In the event, my appointment was the full two weeks later, 31st May. I wanted to tell my husband face to face, which meant waiting. That was hard. The next week I found a smaller lump under my right arm in the bath. I guessed the GP had already identified it, but didn’t say. Neither did I tell my husband – he was about to go on a business trip to the States and couldn’t accompany me to the Clinic anyway.

A friend, a breast cancer survivor, came with me to the Clinic. It was hugely helpful to be with someone with this experience, and I am so glad I did not go alone. I didn’t expect a diagnosis that day, as I knew the biopsy results would take a bit of time. But the consultant surgeon told me immediately following his preliminary examination, ‘You have breast cancer. I expect the tests – mammogram, ultrasound, biopsy - to confirm it.’ He put me on Tamoxifen, explained that surgery was the first line of treatment and that probably both chemo and radiotherapy would follow.

I am still grateful to him for his directness and humanity. The first part of the waiting was over. The kindness began as I practised telling people, ‘I have breast cancer’. I was emotionally fragile, but I found it helped my acceptance to articulate it.

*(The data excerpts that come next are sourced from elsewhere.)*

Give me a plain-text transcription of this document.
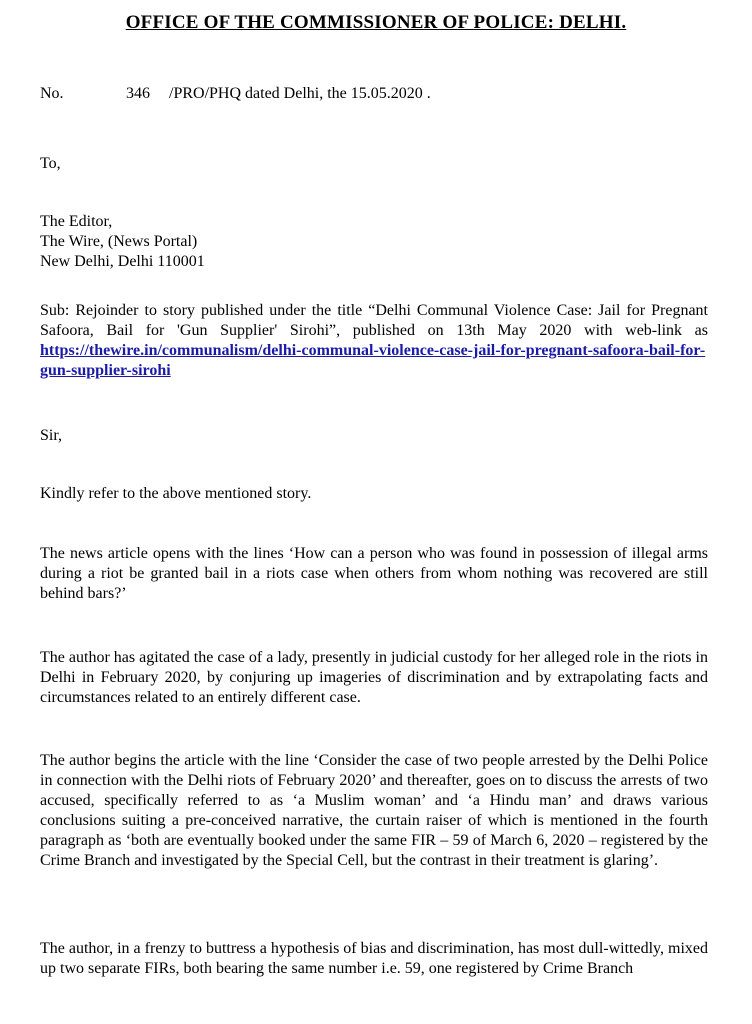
OFFICE OF THE COMMISSIONER OF POLICE: DELHI.
No.	346 /PRO/PHQ dated Delhi, the 15.05.2020 .
To,
The Editor,
The Wire, (News Portal)
New Delhi, Delhi 110001
Sub: Rejoinder to story published under the title “Delhi Communal Violence Case: Jail for Pregnant Safoora, Bail for 'Gun Supplier' Sirohi”, published on 13th May 2020 with web-link as https://thewire.in/communalism/delhi-communal-violence-case-jail-for-pregnant-safoora-bail-for-gun-supplier-sirohi
Sir,
Kindly refer to the above mentioned story.
The news article opens with the lines ‘How can a person who was found in possession of illegal arms during a riot be granted bail in a riots case when others from whom nothing was recovered are still behind bars?’
The author has agitated the case of a lady, presently in judicial custody for her alleged role in the riots in Delhi in February 2020, by conjuring up imageries of discrimination and by extrapolating facts and circumstances related to an entirely different case.
The author begins the article with the line ‘Consider the case of two people arrested by the Delhi Police in connection with the Delhi riots of February 2020’ and thereafter, goes on to discuss the arrests of two accused, specifically referred to as ‘a Muslim woman’ and ‘a Hindu man’ and draws various conclusions suiting a pre-conceived narrative, the curtain raiser of which is mentioned in the fourth paragraph as ‘both are eventually booked under the same FIR – 59 of March 6, 2020 – registered by the Crime Branch and investigated by the Special Cell, but the contrast in their treatment is glaring’.
The author, in a frenzy to buttress a hypothesis of bias and discrimination, has most dull-wittedly, mixed up two separate FIRs, both bearing the same number i.e. 59, one registered by Crime Branch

In the end, the biopsy was inconclusive, the cells were all DCIS (ductal carcinoma in situ), i.e. non invasive – but we knew that wasn’t the whole picture because of the lump under my arm. The surgery went ahead as scheduled – a lumpectomy, a wide local excision and axillary node removal. The primary cancer was 24mm and the lymph node lump 14mm. Grade 3, the most aggressive, but only the one node was affected out of twelve taken. Mixed news, then. I subsequently discovered that it is usual for pre-menopausal women to be Grade 3. I was 45.

My oncologist told me that I am middle of the road for treatability with no guarantees. In the receptor tests, I was weak to medium positive for oestrogen (tamoxifen) and C-erb B2 strongly positive (herceptin). The others were negative. I was advised to have chemotherapy and given a choice of drug treatment cocktails: 6 x TAC or 4 x FEC (fluoruocil, epirubicin and cyclophosphamide) and 4 x T (docetaxol). I opted for the latter, on the basis that my consultant indicated that outcomes were better for those with my profile. Logical given that the drugs work in different ways and would allow more bases to be covered. (Already, according to my consultant, the data are suggesting that 3 x FEC and 3 x T is in fact as effective as 4 of each. How quickly things move on.) Side effects and length of treatment were not a consideration. Six weeks of radiotherapy would follow.

I have not wanted to study the stats – as an individual they’re meaningless to me - just to focus on keeping myself as well as possible for as long as possible. No reason to turn my face to the wall – in fact lots of reasons not to.

At present, as my consultant puts it, there is no evidence of recurrence.